Attorney Wants Judge Off Acapulco’s Case

Posted On December 04, 2012

Adolfo Lopez

file photo



Lawrenceburg lawyer Doug Garner is Adolfo Lopez’s defense attorney.

(Lawrenceburg, Ind.) – The defense attorney for a restaurant owner accused of Corrupt Business Influence, Fraud, and Identity Deception wants the judge on the case removed.


Adolfo Lopez and his wife Maria own or co-own several Acapulco’s Mexican Restaurant locations in southeast Indiana. The establishments were raided by Indiana Excise Police September 24. Over 100 arrests were made of the owners and their employees.


Lopez has pleaded not guilty to the charges he faces. He remains held in Dearborn County’s jail on $3 million surety bond and $250,000 cash bond after an earlier request for a lower bond was denied November 21 by Dearborn Circuit Court Judge James D. Humphrey.


Lopez’s defense attorney Doug Garner filed a motion on Monday titled “Motion for Removal of Judge James D. Humphrey Because He is Biased in Favor of the Dearborn County Prosecutor, Aaron Negangard.”


Garner’s motion asks that Humphrey grant a change of judge in the case or recuse himself so that a special judge can be appointed.


“Judge Humphrey acquiesced or participated in a procedure employed by Mr. Negagnard to use bond as a tool of law enforcement to obtain statements from co-defendants Mr. Negangard would have been otherwise unable to obtain,” Garner’s motion states. Three former Acapulco’s employees who had been arrested and released on bond testified on behalf of the state during a November 15 bond hearing.


The motion alleges that Humphrey has ceded control of who is released on bond in the Acapulco’s case to Negangard. In an affidavit attached to the motion, Garner listed reasons backing his argument.


Garner said during Adolfo and Maria Lopez’s initial hearing on September 25 he approached the bench and observed a hand-written chart listing the bonds set for the Lopezes and other co-owners.


“Counsel reasonably believes the Court determined the amounts of those bonds prior to the initial hearing,” Garner stated in the affidavit.


Another allegation made is that many of the co-defendants in the Acapulco’s case had their bonds set or reduced only after waiving their Fifth Amendment rights and providing statements to the prosecutor.


Gardner said the “facts suggest the prosecutor is determining which defendants are being released on bond in the Acapulco Cases and the judge of this Court is assisting with the prosecutor’s use of pretrial incarceration to force the waiver of constitutional rights.” He added that a defendant waiving their constitutional rights is not an appropriate factor in setting bond, under Indiana law.


The motion for the judge’s removal also states that Humphrey was a victim in a recent case that Negangard prosecuted.
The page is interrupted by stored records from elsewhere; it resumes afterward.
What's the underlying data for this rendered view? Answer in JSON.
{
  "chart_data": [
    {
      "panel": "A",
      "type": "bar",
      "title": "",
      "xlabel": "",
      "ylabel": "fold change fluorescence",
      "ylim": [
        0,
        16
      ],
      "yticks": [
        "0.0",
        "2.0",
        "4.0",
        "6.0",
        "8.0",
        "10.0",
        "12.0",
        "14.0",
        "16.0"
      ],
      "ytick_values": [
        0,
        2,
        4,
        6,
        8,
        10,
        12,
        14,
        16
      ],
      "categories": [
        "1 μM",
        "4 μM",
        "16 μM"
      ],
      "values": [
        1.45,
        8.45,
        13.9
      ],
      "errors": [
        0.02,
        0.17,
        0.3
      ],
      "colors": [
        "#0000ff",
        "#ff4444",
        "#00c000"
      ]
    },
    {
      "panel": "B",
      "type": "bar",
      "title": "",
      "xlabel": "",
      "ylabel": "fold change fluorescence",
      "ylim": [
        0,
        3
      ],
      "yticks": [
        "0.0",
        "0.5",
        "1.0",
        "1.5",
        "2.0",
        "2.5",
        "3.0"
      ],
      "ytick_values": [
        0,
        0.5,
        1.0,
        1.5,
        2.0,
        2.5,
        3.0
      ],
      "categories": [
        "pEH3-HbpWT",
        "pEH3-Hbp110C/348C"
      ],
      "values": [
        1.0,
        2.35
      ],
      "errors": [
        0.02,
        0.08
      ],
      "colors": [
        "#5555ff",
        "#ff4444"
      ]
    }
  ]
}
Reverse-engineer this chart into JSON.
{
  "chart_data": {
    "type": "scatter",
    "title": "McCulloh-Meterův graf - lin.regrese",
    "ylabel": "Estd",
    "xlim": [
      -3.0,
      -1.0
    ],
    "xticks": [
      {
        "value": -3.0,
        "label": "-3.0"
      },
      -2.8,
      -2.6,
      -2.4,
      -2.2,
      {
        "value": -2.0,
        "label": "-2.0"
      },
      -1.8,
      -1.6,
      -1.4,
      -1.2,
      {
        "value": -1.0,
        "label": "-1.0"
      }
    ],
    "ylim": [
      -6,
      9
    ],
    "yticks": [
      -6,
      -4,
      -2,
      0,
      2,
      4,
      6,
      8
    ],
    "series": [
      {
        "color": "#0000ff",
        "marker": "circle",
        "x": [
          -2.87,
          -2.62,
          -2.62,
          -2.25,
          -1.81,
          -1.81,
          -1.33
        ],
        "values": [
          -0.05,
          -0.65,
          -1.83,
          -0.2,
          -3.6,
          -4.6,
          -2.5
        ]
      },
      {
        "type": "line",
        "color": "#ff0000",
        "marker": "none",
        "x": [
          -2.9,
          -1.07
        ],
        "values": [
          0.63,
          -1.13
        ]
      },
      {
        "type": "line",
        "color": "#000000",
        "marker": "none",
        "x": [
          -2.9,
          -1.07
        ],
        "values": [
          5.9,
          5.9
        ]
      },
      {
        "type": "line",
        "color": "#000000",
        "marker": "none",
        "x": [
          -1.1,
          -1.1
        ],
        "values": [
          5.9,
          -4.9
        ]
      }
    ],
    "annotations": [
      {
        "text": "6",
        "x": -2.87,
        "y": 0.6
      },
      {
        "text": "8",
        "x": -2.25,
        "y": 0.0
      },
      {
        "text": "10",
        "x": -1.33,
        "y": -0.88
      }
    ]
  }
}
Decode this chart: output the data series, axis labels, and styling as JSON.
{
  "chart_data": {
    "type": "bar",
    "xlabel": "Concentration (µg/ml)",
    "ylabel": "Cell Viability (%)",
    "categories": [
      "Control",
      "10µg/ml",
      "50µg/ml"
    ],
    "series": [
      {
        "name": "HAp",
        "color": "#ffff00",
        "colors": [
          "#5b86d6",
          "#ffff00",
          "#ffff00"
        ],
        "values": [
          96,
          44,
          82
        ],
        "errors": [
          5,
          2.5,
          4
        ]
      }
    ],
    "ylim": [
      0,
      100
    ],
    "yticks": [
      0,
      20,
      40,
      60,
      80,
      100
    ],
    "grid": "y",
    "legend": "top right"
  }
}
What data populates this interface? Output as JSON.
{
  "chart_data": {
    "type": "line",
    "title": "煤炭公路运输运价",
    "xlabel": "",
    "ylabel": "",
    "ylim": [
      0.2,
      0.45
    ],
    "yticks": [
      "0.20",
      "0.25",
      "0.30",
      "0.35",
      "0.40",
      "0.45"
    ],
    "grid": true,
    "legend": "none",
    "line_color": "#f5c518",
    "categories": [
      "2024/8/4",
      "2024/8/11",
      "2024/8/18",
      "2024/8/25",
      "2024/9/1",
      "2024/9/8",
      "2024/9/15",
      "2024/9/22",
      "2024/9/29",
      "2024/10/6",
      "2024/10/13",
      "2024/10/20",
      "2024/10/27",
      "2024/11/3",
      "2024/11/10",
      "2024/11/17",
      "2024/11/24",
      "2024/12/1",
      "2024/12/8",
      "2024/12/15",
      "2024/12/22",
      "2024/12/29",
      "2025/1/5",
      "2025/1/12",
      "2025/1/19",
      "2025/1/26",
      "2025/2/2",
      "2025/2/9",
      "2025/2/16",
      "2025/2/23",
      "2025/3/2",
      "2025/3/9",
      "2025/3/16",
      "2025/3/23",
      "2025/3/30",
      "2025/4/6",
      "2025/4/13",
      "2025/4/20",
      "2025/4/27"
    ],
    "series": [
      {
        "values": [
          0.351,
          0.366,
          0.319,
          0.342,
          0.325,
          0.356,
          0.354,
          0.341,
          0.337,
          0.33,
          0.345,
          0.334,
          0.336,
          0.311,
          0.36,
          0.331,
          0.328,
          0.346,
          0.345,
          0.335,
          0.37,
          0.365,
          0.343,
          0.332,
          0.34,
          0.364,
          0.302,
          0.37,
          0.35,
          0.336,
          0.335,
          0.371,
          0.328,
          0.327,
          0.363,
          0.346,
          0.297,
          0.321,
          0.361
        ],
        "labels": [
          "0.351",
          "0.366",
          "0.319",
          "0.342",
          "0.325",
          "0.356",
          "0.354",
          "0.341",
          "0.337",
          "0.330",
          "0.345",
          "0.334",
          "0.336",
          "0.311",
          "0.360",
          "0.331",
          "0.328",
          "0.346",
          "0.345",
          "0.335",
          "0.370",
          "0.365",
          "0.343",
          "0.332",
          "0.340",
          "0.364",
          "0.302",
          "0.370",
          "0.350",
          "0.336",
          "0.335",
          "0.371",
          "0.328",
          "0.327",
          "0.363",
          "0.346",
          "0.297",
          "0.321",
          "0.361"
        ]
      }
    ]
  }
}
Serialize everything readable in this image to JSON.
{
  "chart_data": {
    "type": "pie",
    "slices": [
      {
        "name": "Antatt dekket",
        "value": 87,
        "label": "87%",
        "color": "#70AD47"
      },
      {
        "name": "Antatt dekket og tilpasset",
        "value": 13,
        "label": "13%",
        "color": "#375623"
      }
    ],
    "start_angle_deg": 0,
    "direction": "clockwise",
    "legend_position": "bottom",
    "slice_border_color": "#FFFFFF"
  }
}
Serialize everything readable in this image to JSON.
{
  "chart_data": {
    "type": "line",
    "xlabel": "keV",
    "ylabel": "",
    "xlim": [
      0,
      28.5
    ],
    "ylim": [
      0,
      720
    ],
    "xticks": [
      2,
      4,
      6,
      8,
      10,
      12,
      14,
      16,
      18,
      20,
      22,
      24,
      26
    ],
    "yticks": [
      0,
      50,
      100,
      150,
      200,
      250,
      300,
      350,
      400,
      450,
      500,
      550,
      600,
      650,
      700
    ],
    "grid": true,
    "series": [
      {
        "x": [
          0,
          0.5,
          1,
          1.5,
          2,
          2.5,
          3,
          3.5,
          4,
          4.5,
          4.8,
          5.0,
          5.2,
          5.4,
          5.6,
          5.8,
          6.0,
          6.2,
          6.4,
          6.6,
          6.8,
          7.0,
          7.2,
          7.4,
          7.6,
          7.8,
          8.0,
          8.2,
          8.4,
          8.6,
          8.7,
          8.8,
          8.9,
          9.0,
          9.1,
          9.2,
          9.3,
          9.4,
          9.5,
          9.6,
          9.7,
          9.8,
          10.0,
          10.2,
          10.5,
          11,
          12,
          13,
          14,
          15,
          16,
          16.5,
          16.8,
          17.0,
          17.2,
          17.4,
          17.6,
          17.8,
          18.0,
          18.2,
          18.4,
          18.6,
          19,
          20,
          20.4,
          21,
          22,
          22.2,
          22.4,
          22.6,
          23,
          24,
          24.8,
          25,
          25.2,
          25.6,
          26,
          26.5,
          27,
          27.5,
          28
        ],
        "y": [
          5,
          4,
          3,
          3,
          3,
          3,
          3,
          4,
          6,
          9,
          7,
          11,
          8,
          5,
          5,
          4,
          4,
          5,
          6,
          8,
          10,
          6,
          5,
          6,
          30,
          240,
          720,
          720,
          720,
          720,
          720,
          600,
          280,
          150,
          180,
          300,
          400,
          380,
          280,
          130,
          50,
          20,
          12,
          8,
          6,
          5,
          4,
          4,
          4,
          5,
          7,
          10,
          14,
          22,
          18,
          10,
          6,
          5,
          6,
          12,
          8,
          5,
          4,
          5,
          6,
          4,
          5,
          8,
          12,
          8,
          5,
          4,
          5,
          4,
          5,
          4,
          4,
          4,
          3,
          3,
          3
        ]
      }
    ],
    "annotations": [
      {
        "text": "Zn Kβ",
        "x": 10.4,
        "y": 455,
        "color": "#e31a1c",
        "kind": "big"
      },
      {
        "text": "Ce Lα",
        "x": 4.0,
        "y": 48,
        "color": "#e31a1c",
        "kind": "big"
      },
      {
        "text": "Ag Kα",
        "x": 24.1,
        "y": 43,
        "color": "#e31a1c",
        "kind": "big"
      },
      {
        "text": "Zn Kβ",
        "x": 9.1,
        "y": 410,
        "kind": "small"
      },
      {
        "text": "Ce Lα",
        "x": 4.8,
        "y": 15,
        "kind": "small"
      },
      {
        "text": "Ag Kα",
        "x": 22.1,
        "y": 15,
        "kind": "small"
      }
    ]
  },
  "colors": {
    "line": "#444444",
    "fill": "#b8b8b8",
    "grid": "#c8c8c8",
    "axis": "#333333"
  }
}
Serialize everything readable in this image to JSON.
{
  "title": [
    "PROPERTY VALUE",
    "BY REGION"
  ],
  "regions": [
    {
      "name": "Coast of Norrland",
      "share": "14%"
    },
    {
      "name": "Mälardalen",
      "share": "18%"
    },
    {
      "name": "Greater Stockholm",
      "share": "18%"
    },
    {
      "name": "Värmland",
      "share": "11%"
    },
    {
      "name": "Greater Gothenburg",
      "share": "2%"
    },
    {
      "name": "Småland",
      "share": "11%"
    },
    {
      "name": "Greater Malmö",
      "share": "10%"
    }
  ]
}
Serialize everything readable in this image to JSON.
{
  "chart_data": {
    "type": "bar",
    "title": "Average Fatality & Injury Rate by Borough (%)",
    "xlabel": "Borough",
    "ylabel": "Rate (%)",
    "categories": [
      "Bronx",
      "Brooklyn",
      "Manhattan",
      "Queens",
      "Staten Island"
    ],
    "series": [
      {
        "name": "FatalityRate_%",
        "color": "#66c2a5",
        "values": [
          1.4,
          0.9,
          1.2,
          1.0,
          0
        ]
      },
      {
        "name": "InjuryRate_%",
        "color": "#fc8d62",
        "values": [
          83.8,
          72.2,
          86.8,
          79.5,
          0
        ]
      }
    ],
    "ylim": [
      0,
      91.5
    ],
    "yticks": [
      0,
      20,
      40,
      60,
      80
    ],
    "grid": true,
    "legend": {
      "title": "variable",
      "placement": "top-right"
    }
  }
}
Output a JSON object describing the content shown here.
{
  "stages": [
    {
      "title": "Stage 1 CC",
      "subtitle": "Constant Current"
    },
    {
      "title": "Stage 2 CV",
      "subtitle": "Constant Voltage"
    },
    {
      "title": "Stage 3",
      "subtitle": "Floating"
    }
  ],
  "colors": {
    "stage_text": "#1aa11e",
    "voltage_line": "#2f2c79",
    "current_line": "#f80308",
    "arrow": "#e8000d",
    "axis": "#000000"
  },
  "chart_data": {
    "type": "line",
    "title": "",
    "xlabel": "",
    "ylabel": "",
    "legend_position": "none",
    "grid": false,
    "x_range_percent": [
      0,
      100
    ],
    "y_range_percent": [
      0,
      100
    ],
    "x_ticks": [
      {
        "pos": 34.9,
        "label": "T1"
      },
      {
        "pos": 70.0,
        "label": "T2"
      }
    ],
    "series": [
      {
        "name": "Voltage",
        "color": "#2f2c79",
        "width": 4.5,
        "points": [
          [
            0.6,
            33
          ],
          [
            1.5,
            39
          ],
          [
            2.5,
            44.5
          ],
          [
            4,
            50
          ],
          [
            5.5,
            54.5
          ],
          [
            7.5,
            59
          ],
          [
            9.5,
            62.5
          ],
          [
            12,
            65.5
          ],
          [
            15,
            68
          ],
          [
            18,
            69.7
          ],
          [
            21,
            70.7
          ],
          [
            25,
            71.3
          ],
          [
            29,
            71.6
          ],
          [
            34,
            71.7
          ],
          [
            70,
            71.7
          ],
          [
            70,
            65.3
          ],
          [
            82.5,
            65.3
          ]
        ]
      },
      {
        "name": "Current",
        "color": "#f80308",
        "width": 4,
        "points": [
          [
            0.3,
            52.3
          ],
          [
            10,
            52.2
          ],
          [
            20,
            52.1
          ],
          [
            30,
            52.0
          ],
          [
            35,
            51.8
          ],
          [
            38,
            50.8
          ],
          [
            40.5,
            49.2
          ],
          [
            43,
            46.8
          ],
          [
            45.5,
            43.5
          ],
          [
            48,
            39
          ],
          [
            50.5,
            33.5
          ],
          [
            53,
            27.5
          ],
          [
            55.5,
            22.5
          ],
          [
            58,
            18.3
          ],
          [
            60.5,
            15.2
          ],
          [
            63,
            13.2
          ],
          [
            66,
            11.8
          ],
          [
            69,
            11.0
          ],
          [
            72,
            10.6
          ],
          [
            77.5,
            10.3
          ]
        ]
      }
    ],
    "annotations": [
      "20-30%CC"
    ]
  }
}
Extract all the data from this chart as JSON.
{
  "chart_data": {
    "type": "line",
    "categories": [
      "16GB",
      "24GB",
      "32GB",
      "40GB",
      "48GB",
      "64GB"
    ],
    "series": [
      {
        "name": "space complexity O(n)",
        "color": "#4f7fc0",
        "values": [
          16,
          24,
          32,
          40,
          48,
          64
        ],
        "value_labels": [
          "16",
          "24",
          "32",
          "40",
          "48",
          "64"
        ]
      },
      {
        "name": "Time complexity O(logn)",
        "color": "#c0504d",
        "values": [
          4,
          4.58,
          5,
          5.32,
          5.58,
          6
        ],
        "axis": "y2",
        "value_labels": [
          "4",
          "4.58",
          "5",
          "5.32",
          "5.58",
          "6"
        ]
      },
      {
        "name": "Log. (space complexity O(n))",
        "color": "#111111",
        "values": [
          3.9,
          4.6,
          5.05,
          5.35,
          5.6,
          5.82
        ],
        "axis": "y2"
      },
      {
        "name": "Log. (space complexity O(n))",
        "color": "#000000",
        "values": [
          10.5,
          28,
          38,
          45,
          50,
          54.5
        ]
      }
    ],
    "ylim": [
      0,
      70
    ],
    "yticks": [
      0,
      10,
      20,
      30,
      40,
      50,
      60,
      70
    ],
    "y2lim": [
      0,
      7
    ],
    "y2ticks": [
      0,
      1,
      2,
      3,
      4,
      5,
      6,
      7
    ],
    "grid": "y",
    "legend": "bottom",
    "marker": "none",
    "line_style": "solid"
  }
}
Blogger Dan Brewington is serving a five year sentence for convictions of Intimidation of a Judge, Intimidation, Attempt to Commit Obstruction of Justice, and Perjury.


Brewington, who had a child custody case in Humphrey’s court, was convicted in October 2011 when Negangard convinced a jury that Brewington’s Internet blog writings were meant to intimidate Humphrey and his wife.


Humphrey and Negangard each attended an Indiana Court of Appeals oral argument in Brewington’s case held the morning of November 21 in Indianapolis. That afternoon Humphrey issued a ruling to uphold Adolfo Lopez’s high bond.


Garner referenced prior Indiana case law stating that the issue is not whether the judge believes himself to be impartial, but whether a reasonable person aware of all the circumstances would question the judge’s impartiality.


Eagle 99.3 News sent Negangard an e-mail inviting him to respond to Garner’s motion on Monday afternoon. A response was not received as of the publication time of this article.